Purpose Driven Education

Dear Families,

Thank you to all of the families who have already signed enrollment contracts for next year. As you likely figured out, we are trying to improve our practices to both simplify and make the process more effective. We do value reconsidering current practices in all facets of our mission- even if considered best practices - to make sure we do not miss an opportunity to improve.There are tools available now that were not before, but perhaps due to my own obsessive focus on the reasons behind all things, I began to wonder why the world seems to be moving in the direction of better and better tools. Do all new tools really help build the human person? Do all emerging social tools even improve relationships in the home, the workplace, the civic order, and of course, our school?

This got me thinking about our mission, and as I recently stumbled across a newer study released on classical education, it was there that I found some answers. Classical Education: The Movement Sweeping America offers historical context and contemporary analysis on education in America. The inspiration of a classical education comes from the "conviction that the human being is a creature of timeless significance. The Christian goes so far as to see him as the Image of God, the lord-steward of the creation on whose virtue the well-being of the earth and its inhabitants depends." And now back to the tools, "The power to see truth is the ability to see the nature of particular things and to see each of them in their relations to each other. The tools of learning enable a learner to identify the nature of a thing and to relate that thing in a manner suited to its nature." In short, the greatest tool a classical education imparts is to detect the purposes of things,and then live in a purpose-driven manner.

These purposes can be self-evident but also learned through experience. A part of me forever wants to acknowledge that we don't have all the answers, so at least I know my place and the source of all this good we learn about. But then a part of me always wants to relate all that we encounter or do back to a higher purpose, one that is clearly defined even if it is not yet fully known.I think herein lies the paradox of learning: we need to direct students towards knowledge that is unmistakably and always good (one that doesn't come from us), but also give students the opportunity to grow towards living a purpose-driven life. Sometimes this is not as clean as we would like it to be,but a classical education never wavers in its pursuit of truth, goodness, and beauty.
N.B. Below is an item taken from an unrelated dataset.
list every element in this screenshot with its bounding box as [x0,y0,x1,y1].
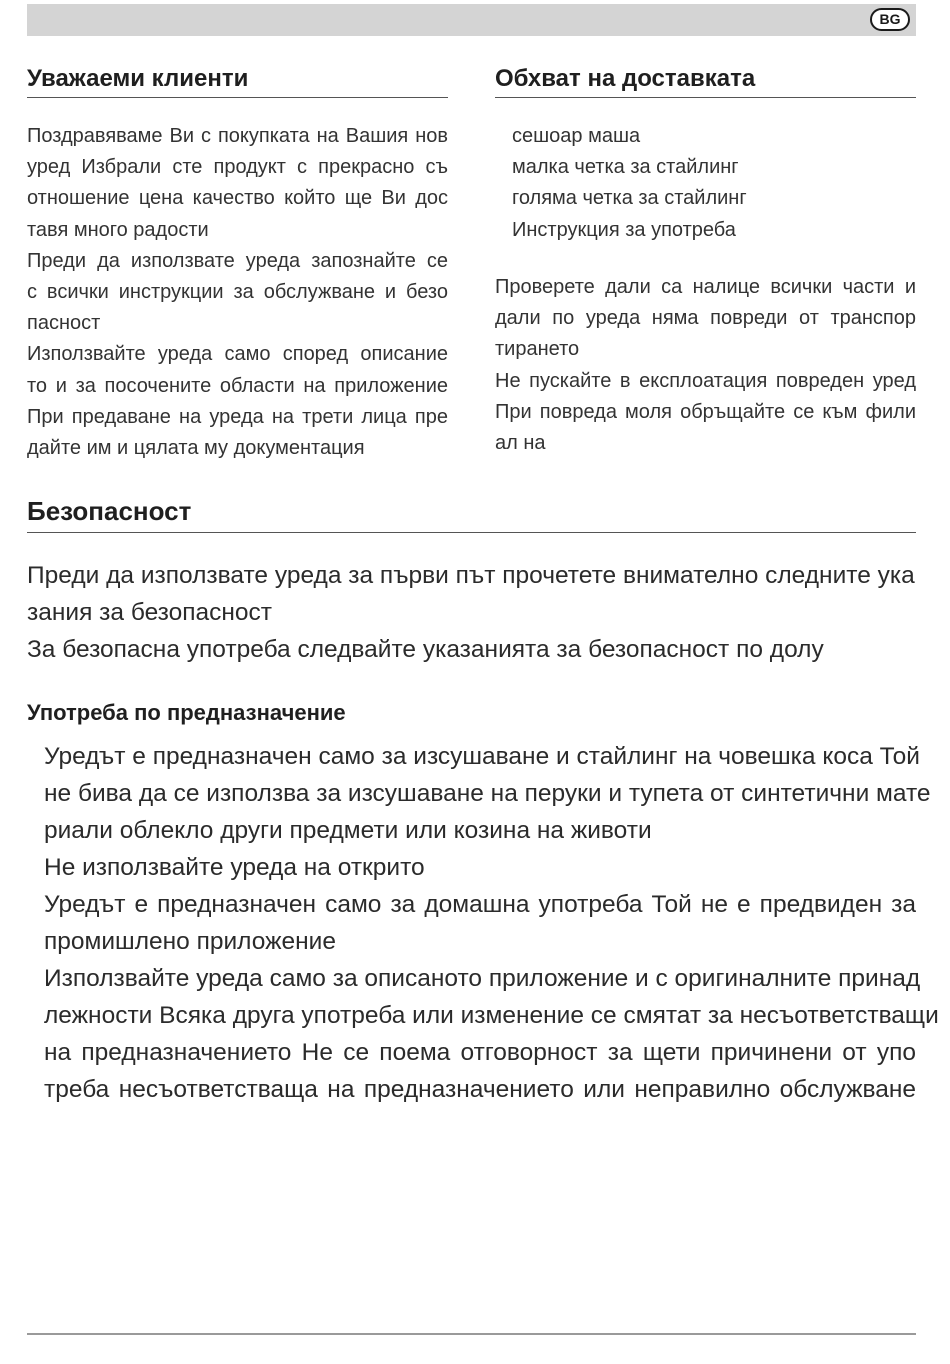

I am thinking most of us see this, and that is what holds this school's mission together. As it currently stands, we have the same amount of students registered for next year, and our current predictions based on the level of expressed interest from prospective families indicates that 210 or more students will be walking this campus. This has long been an institutional goal, but for me personally, there is only one reason I want students here: I want them to know they are loved by a God who is better than me, and made for a purpose that He alone can satisfy.